Judge Raveh: There is yet another legal question, Mr. Hausner, in connection with the corroboration of the evidence of an accomplice. You have stated that in this case there always exists corroboration through documentary evidence. Now, it is possible that such documents, too, have been produced by an accomplice to the offence. An example of this is the matter of the skeletons. There is Sievers' testimony, and, in addition, there are a number of letters addressed to Eichmann - not emanating from Eichmann, but addressed to him.

I do not wish to suggest that in this matter there is no corroborating evidence, as for example by Henripierre.

I refer to this matter only by way of example. Let us assume that there had not been anything else. Or, for instance, the same question exists in the matter of gas. There was a letter - in addition to Gerstein's evidence - addressed to Eichmann, or a letter in which Eichmann was mentioned, and once again not a letter emanating from Eichmann.

My question is: Are such documents which also emanated from accomplices, in your opinion, sufficient corroboration, if there is nothing else (and I do not yet wish to make any finding in that respect)? Is my question clear?

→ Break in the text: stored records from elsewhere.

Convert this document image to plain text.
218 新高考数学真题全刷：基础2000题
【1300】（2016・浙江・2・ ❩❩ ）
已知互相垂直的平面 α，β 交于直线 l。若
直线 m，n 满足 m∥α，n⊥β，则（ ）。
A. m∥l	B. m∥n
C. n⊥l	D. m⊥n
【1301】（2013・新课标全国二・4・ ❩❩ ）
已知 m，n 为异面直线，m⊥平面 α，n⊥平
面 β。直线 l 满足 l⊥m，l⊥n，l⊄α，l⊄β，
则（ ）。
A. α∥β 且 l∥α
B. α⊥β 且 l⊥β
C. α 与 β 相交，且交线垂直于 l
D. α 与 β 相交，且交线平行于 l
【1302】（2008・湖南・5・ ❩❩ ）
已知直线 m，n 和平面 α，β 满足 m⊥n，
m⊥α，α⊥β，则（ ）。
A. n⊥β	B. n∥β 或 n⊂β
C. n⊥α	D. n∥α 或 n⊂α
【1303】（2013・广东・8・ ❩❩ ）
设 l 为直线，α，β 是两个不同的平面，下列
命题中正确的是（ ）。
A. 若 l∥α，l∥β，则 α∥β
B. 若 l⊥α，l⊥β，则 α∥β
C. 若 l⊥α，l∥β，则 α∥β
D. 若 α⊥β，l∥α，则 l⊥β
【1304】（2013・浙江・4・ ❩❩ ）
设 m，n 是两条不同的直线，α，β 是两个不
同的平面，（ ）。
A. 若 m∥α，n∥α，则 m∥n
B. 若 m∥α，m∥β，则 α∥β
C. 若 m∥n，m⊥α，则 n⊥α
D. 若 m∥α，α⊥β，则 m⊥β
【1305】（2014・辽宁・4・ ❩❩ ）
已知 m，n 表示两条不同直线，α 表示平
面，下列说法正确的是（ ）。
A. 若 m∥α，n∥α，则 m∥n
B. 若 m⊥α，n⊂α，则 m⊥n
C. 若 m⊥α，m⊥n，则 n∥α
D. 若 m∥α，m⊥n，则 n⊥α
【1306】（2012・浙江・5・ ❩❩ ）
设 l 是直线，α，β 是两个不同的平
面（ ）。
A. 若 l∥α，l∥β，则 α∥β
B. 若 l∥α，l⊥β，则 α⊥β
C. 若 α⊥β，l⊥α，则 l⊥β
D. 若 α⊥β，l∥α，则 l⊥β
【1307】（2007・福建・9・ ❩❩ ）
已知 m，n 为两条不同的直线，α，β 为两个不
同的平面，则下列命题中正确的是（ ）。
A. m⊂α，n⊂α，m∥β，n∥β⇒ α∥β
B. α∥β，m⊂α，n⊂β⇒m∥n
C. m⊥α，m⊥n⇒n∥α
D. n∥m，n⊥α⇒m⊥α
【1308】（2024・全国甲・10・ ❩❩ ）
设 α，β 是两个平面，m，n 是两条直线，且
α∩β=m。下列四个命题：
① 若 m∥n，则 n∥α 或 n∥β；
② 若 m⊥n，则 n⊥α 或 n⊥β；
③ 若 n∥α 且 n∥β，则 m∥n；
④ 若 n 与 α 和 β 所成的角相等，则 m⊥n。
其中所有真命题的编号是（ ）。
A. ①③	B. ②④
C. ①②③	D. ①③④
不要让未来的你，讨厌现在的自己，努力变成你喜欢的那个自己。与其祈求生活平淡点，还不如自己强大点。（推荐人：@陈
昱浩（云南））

Attorney General: Yes, Your Honour. I think that sufficient corroboration exists. I have not produced the evidence of an accomplice. What is the underlying principle of corroboration? It is dangerous to rely on the evidence of an accomplice to the offence, for he may have various motives likely to impair his trustworthiness. But where I have an official letter, this is no longer a matter of the testimony of an accomplice to the offence. I rely upon a document of the Reich, on an internal report - this is not the evidence of an accomplice to the offence. This is an act carried out in the exercise of the functions of Wetzel, or of Sievers, or of Brandt. Had I called Wetzel before this Court, and, independently of these documents, he had stated these facts, the Court would have said: "Why, he himself is tainted by the same crime, and where is the corroboration?" But if I produce to you the internal minutes, or the official document, or the report - this is an act of the authorities of the state. That is not tainted by the stigma of ordinary corroboration.

For example, Wisliceny's testimony - and this I am bound to state - is at any rate corroborated most strongly by the Kasztner Report. And, for instance, the entire Becher affair - even if we consider Becher and Wisliceny as accomplices to the crime committed against Hungarian Jewry - and we certainly must do so - the corroboration to be found in the Kasztner Report is very strong. For, when Kasztner writes in his diary: "Wisliceny came to me and told me so and so, this is very strong corroboration of what Wisliceny wrote later. And when we know of the discussions which took place between Becher and Himmler - or, more precisely, between Becher and Himmler on the one hand and Eichmann on the other - the Court will remember - and at this stage, I do not need to tire you by repetition - and this is later reflected in the Kasztner Report, we have a picture complete in all its aspects.

Although Wisliceny was actually an accomplice to most of Eichmann's crimes - and this is not disputed - and Becher certainly was an accomplice in the attempt to extort Jewish property in Hungary - not in the deportation, but certainly in the extortion, in an offence against property - then there exists corroboration in the official documents, and these are no longer affected by the blemish applying to the oral testimony of an accomplice to the offence.

Judge Halevi: They are part of the "res gestae."

Attorney General: They are part of the "res gestae"; they are part of the occurrence of the act itself.

Presding Judge: Well, thank you, Mr. Hausner. We shall break off here.

The next Session will take place on Monday next, at 8:30, when we shall hear the summing-up for the Defence.